Em declarações aos deputados na comissão de saúde, onde foi ouvida a pedido do Chega, a presidente do Centro Hospitalar Universitário de Lisboa Norte (CHULN) - que integra os hospitais Santa Maria e Pulido Valente - repetiu o que já tinha sido anunciado, enfatizando que as demissões aconteceram (além de Diogo Ayres de Campos, foi afastada a directora do serviço de obstetrícia) porque os entraves colocados pelo ex-director não eram de natureza técnico-científica.

"Sempre que imaginávamos que estávamos prestes a ter um plano, reiteradamente o ex-director colocava alguns entraves que considerámos não serem de natureza técnico-científica, por não estar em causa a segurança", disse, frisando ser "muito difícil, quase impossível" para o conselho de administração "não ter a colaboração participada da direcção".

Contradizendo a informação avançada há dias aos deputados da comissão de saúde pelo ex-director, Ana Paula Martins anunciou que "os indicadores assistenciais, infelizmente, não são bons". "Diminuímos em 21% o número de consultas perinatais, os meios complementares de diagnóstico [ecografias] e temos dados do planeamento e controlo gestão que comprovam isto", afirmou, adiantando ainda que se verificou também uma diminuição de acesso à interrupção voluntária da gravidez.

Ana Paula Martins disse ainda que não havia alternativa a não ser a de encerrar o bloco de partos do Santa Maria e transferir uma parte da equipa para o S. Francisco Xavier, uma vez que as obras no primeiro implicam uma intervenção "em três pisos em simultâneo". São "obras estruturais", num investimento de "seis milhões de euros" que visam não só requalificar mas também expandir a maternidade do hospital, de forma a aumentar a capacidade para que seja possível fazer "mais 1500 partos" por ano, sintetizou.

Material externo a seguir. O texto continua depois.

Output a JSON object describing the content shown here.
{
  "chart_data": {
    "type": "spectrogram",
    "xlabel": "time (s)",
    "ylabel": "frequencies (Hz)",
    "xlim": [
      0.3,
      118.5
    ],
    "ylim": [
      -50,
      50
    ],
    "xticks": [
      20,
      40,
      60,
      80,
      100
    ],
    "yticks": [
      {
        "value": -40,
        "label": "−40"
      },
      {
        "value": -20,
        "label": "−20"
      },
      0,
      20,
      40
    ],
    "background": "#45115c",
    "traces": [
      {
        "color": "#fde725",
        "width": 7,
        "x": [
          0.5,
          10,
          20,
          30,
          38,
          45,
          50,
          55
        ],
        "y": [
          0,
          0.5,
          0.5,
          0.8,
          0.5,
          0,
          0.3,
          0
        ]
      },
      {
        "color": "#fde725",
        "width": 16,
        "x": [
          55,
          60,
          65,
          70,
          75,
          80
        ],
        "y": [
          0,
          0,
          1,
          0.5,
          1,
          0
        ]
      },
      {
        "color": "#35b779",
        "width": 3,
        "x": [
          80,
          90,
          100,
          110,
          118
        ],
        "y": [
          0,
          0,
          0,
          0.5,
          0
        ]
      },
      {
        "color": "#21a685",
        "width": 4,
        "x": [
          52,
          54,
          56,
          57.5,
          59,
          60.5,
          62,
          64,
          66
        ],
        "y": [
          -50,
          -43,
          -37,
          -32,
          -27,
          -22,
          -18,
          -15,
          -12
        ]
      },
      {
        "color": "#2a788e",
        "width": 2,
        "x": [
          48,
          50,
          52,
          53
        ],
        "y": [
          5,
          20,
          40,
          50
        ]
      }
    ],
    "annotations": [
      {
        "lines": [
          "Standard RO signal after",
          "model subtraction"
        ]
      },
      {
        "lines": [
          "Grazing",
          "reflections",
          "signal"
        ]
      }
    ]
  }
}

Por último, foi de novo invocado como mais um motivo para o afastamento de Diogo Ayres de Campos o relatório da Inspecção-Geral das Actividades em Saúde (IGAS), que terá detectado erros na transferência - do Santa Maria para o Hospital S. Francisco Xavier - de uma mulher grávida que acabou por morrer em Agosto do ano passado.

Questionado pelos deputados que reclamaram a divulgação deste relatório que foi enviado para o Ministério Público, o director clínico do CHULN, Rui Tato Marinho, também presente, argumentou que foi Diogo Ayres de Campos que comentou o documento publicamente,"de forma depreciativa relativamente ao perito e à IGAS", por não concordar com as conclusões.

Um trabalho de equipa "muito complicado"

Apesar deste "evento adverso muito grave", a morte da grávida, Rui Tato Marinho reconheceu que se trata de um trabalho de equipa "muito complicado". "É muito fácil haver um evento adverso (...). Vão morrer grávidas sempre, isso faz parte da estatística, sobretudo quando se trata de pessoas mais velhas, com mais doenças". Recordou, a propósito, que o Santa Maria está a receber muitos casos de grávidas de outros países - o chamado "turismo de saúde" -, notando que são gravidezes não seguidas, o que dificulta o trabalho dos obstetras. "Aí, ficamos com os dois meninos nos braços: a grávida e o bebé".

Rui Tato Marinho corroborou igualmente os dados avançados por Ana Martins sobre os indicadores assistenciais no departamento de Ginecologia e Obstetrícia e acrescentou mais um: as reclamações "duplicaram em três anos". Afirmações que foram contestadas por Catarina Martins, do Bloco de Esquerda, que recordou que "o director clínico mandou um mail a esta equipa [do Departamento de Ginecologia e obstetrícia] a dar os parabéns" pela actividade desenvolvida.

Ana Paula Martins fez ainda questão de sublinhar que a exoneração nada teve que ver com a equipa de 40 elementos do departamento, e notou que as obras vão servir para dar melhores condições aos profissionais que trabalham em Santa Maria e evitar que saiam do Serviço nacional de Saúde.

Lembrando que se trata de um hospital universitário, Ana Paula Martins explicou, a propósito, que há especialidades a que os internos "nem se candidatam e nem querem ficar, porque as condições não são boas". "Houve uma área em que abrimos 13 vagas e apenas cinco ficaram", exemplificou, sem especificar de qual se trata.